Thanks to all commenters for your thoughts.
You are brilliant! You made me think and realize that I am only a recovering socialist, not yet the Libertarian that I strive to be!
Thank you - and you should sent this to your local
paper for the editorial page. (if anyone still reads it!)
Re "addicts forcibly only hurt themselves", your experience with junkies has apparently been more positive than mine.
There is plenty of alcoholism in my family. The idea of individuals with property rights over their bodies informs me with workable boundaries, even when the emotional implications are horrible.
"only through repudiating government benefits can each individual begin to recover."
Pirates can recover from mental illness on their own time. When they are boarding a ship to rape, murder, and steal, they are predatory defectives to be repelled with gusto. I don't cut pirates or Nazis any slack for 'casting the winning majority votes of a new social contract'; that would just mark my acquiescence into their plan to hurt me. Human nature pulls you to be swept along with the herd. Fight it: you won't be handcuffed into a boxcar, you won't be disarmed, you maintain a clear distinction between piracy and vice, and you won't think "we" in the collective political sense.
Re "I vs. we", I understand your point. You are not authorized to speak for me, and vice versa. Hence the use of the second person plural is inappropriate.
"Inappropriate"?? Thinking "we" puts you in the camp with 'compassionate pirates'. The line between camps is not between small-government libertarians and big-government liberals, it is between liberty and the slightest particle of collectivism. On the fixed rock of consent, "We the people" and all other such schemes founder and sink: http://www.lewrockwell.com/north/north445.html
the tea parties are distinctly neocon-flavored. why so much attention in the media to them?
well, ok, oath keepers is still young. it will be noticed this weekend, at least. what else?
appleseed. it is everywhere, and growing. at my first appleseed, we were buzzed by a cessna. there are no landing strips near that particular range, just an air force base.
in my rough and limited estimation, the tea parties are just a distraction from what is truly important: credible deterrence.
and, in my rough and limited estimation, somebody, somewhere, knows it.
BRAVO,
On you recovery and the BEST analogy i have read in a long time.
Jason
III
Yes, Americans have become addicted to big government, but in fact, the government takes so much of the average person's money in so many different ways that if he had that money, he wouldn't need all those "welfare programs" but, of course,he isn't aware of that.
The fact is, people are so brainwashed that they consider a tax refund as money given to them by the government instead of money that the government has taken illegally and had free use of for a year. Try using some bank's money for a year without paying interest!
We didn't get this way overnight.
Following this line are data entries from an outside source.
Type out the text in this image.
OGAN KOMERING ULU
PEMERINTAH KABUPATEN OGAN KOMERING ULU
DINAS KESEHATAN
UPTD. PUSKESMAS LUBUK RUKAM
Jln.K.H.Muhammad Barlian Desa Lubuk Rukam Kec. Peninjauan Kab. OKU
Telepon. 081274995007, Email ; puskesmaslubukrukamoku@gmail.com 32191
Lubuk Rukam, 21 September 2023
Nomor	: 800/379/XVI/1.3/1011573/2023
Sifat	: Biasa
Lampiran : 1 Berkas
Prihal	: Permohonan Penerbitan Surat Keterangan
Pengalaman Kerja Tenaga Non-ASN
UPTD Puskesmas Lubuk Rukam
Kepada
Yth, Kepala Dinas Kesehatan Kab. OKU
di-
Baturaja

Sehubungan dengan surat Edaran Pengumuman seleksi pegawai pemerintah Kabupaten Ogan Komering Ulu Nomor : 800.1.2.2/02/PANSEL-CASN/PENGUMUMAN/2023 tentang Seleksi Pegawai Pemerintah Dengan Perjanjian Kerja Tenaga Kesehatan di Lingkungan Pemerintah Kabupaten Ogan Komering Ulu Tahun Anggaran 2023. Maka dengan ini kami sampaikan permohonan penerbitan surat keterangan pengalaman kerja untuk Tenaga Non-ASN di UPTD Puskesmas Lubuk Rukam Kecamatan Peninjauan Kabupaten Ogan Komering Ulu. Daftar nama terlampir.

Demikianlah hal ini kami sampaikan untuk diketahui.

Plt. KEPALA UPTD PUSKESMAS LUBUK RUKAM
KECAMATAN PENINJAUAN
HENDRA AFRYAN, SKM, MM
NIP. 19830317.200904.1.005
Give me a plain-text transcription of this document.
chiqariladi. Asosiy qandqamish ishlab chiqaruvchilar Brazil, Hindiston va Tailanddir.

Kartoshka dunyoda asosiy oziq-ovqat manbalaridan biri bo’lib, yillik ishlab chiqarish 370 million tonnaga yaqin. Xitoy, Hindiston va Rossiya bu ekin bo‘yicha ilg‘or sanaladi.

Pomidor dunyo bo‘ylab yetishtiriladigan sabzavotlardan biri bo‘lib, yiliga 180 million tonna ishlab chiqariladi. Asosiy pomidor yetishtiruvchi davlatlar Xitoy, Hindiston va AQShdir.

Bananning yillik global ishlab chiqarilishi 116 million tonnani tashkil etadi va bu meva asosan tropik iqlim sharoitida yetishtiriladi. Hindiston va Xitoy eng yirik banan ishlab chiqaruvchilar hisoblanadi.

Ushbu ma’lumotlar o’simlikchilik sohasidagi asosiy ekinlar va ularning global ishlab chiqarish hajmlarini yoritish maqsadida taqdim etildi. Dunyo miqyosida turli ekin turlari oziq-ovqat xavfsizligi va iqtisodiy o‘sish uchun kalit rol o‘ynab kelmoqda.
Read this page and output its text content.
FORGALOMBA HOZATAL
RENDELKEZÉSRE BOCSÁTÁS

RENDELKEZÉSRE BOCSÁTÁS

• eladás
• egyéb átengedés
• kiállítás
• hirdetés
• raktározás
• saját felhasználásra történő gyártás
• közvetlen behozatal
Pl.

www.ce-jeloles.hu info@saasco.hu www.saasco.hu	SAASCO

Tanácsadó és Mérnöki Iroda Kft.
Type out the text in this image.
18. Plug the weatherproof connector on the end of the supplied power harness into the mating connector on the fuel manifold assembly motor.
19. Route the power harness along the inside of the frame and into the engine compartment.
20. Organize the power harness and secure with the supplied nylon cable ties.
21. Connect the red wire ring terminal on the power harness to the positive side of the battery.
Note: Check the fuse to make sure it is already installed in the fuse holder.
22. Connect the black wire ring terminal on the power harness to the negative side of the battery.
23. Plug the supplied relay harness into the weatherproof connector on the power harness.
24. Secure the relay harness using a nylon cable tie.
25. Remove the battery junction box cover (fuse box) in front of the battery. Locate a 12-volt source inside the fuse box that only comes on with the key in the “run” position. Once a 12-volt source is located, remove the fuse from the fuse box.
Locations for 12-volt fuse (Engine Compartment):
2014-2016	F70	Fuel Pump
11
It's been a long time in coming to the point at which many Americans feel helpless without the Nanny State. But we can still fight if we're willing to take the abuse that will be heaped upon us by government and its minions in the press and foolish, addicted Americans who haven't a clue that we're trying to save them too.
You are a smart one Peter. You are doing good work here, keep it up.
Luckyman out
As an addictive personality with some time in 12 steps myself, I feel for you bro' and know exactly from where you speak and all I can say is you are spot on in your observation and comparison.
http://cottonrevolt.blogspot.com/2009/04/confronting-cost-of-addiction.htmlKeep up the good work.
Sir,
First, congratulations on your accomplishment. Your shining example also tells us why the nation at large cannot be saved at this point.
Such a small percentage of the addicts out there do as well as you do and to pull out of this we will need to break the addiction of a large majority of the populous.
Unfortunately, I do not see that happening.
At this point, I think that the best we can do is to see to the surviveability of our families and associates.
Again, congratulations on you ongoing victory.